Re: [PATCH v7 26/26] KVM: selftest: Add a selftest for VMRUN/#VMEXIT with unmappable vmcb12
From: Yosry Ahmed
Date: Fri Mar 06 2026 - 10:54:10 EST
> > > It also does the same thing for VMSAVE/VMLOAD, which seems to also not
> > > be architectural. This would be more annoying to handle correctly
> > > because we'll need to copy all 1's to the relevant fields in vmcb12 or
> > > vmcb01.
> >
> > Or just exit to userspace with
> > KVM_EXIT_INTERNAL_ERROR/KVM_INTERNAL_ERROR_EMULATION. I think on the
> > VMX side, this sort of thing goes through kvm_handle_memory_failure().
>
> Yep, I think this is the correct fixup:
Looks good, I was going to say ignore the series @
https://lore.kernel.org/kvm/20260305203005.1021335-1-yosry@xxxxxxxxxx/,
because I will incorporate the fix in it after patch 1 (the cleanup),
and patch 2 will need to be redone such that the test checks for
KVM_EXIT_INTERNAL_ERROR/KVM_INTERNAL_ERROR_EMULATION. But then I
stumbled upon the VMSAVE/VMLOAD behavior and the #GP I was observing
with vls=1 (see cover letter).
So I dug a bit deeper. Turns out with vls=1, if the GPA is supported
but not mapped, VMLOAD will generate a #NPF, and because there is no
slot KVM will install an MMIO SPTE and emulate the instruction. The
emulator will end up calling check_svme_pa() -> emulate_gp(). I didn't
catch this initially because I was tracing kvm_queue_exception_e() and
didn't get any hits, but I can see the call to
inject_emulated_exception() with #GP so probably the compiler just
inlines it.
Anyway, we'll also need to update the emulator.
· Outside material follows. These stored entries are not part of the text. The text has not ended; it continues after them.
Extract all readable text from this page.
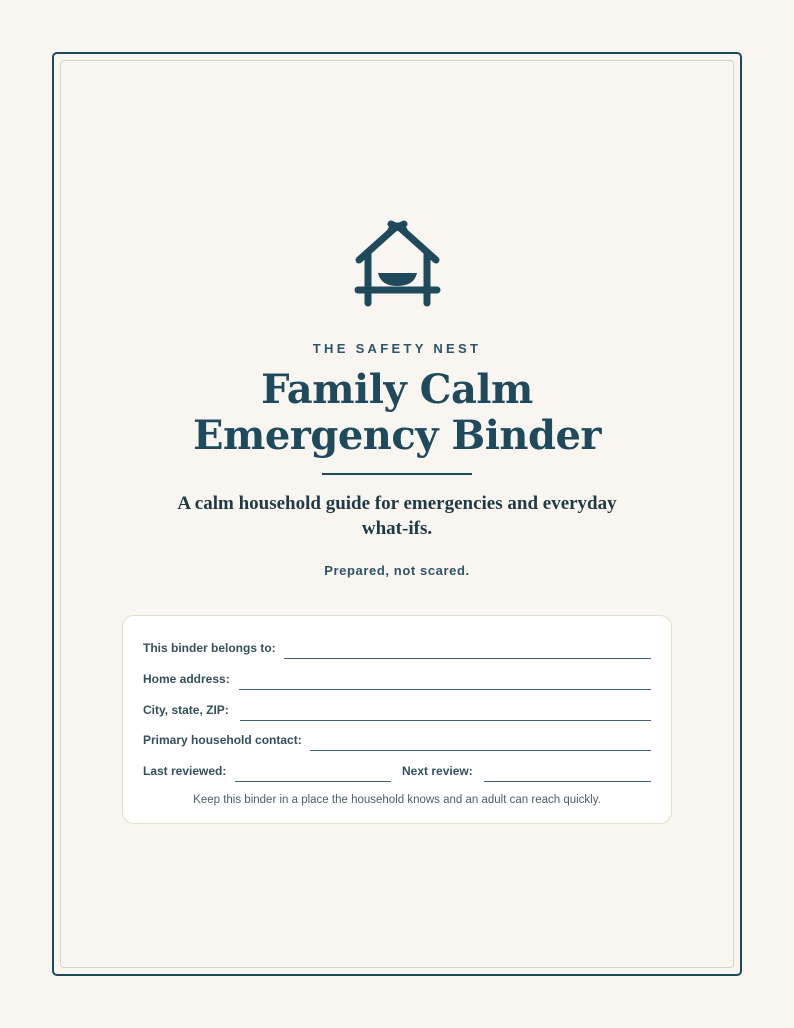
THE SAFETY NEST
Family Calm
Emergency Binder
A calm household guide for emergencies and everyday
what-ifs.
Prepared, not scared.
This binder belongs to:
Home address:
City, state, ZIP:
Primary household contact:
Last reviewed:	Next review:
Keep this binder in a place the household knows and an adult can reach quickly.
Perhaps just return
X86EMUL_UNHANDLEABLE from check_svme_pa() instead of injecting #GP,
although I don't think this will always end up returning to userspace
with
KVM_EXIT_INTERNAL_ERROR/KVM_INTERNAL_ERROR_EMULATION. Looking at
handle_emulation_failure(), we'll only immediately exit to userspace
if KVM_CAP_EXIT_ON_EMULATION_FAILURE is set (because EMULTYPE_SKIP
won't be set). Otherwise we'll inject a #UD, and only exit to
userspace if the VMSAVE/VMLOAD came from L1.
Not sure if that's good enough or if we need to augment the emulator
somehow (e.g. new return value that always exits to userspace? Or
allow EMULTYPE_SKIP x86_emulate_insn() -> check_perm() to change the
emulation type to add EMULTYPE_SKIP?